Chennai | In a historic verdict, the Madras High Court has ruled that cryptocurrencies will be treated as “property” under Indian law, even though they do not hold the status of legal tender. The judgment marks a major milestone in defining the legal framework around digital assets in India.
The ruling came in a case involving an investor’s XRP coin holdings, which had been frozen on the WazirX cryptocurrency platform following a cyberattack. Delivering the judgment, Justice Anand Venkatesh clarified that while cryptocurrencies are not physical assets or official currency, they possess all the essential characteristics of property.
“Cryptocurrency is neither a tangible asset nor a currency,” observed Justice Venkatesh, “but it is a form of property that can be held by an individual or kept in trust.”
The court directed the concerned company not to redistribute or transfer the disputed XRP holdings until the ongoing arbitration process reaches its final conclusion.
Legal experts have hailed the decision as a path-breaking step that provides long-awaited clarity on the status and ownership rights of digital assets in India. They believe this recognition will strengthen investor protection and enhance accountability in cryptocurrency transactions.
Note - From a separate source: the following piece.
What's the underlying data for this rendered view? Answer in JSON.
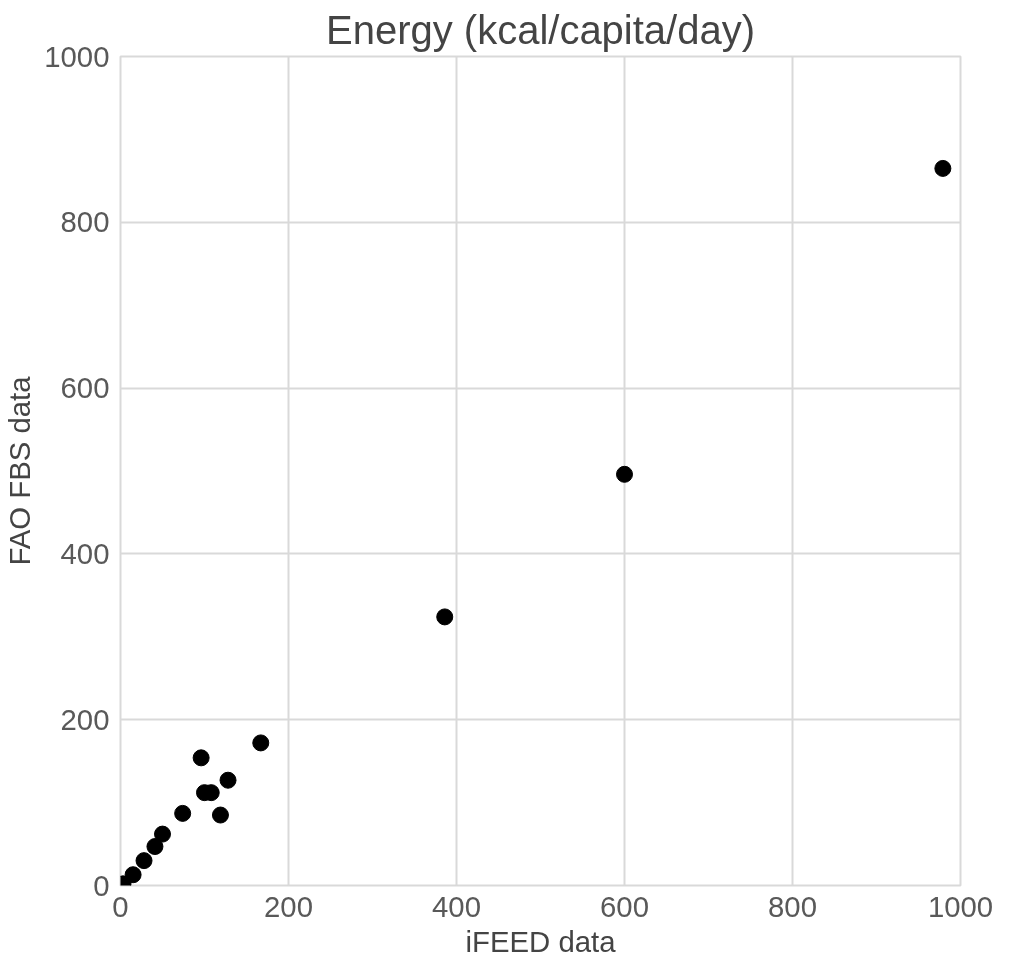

Industry analysts note that this ruling could influence future policy decisions by financial regulators and lawmakers, potentially paving the way for comprehensive crypto legislation in India.
While the Reserve Bank of India (RBI) has previously warned against cryptocurrency trading, the Madras High Court’s acknowledgment of crypto as a form of property is expected to reshape discussions around taxation, inheritance, and asset protection in the digital economy.
The verdict, experts say, signals India’s gradual shift toward legal recognition of virtual assets, balancing innovation with investor security — a crucial step as the country navigates the future of digital finance.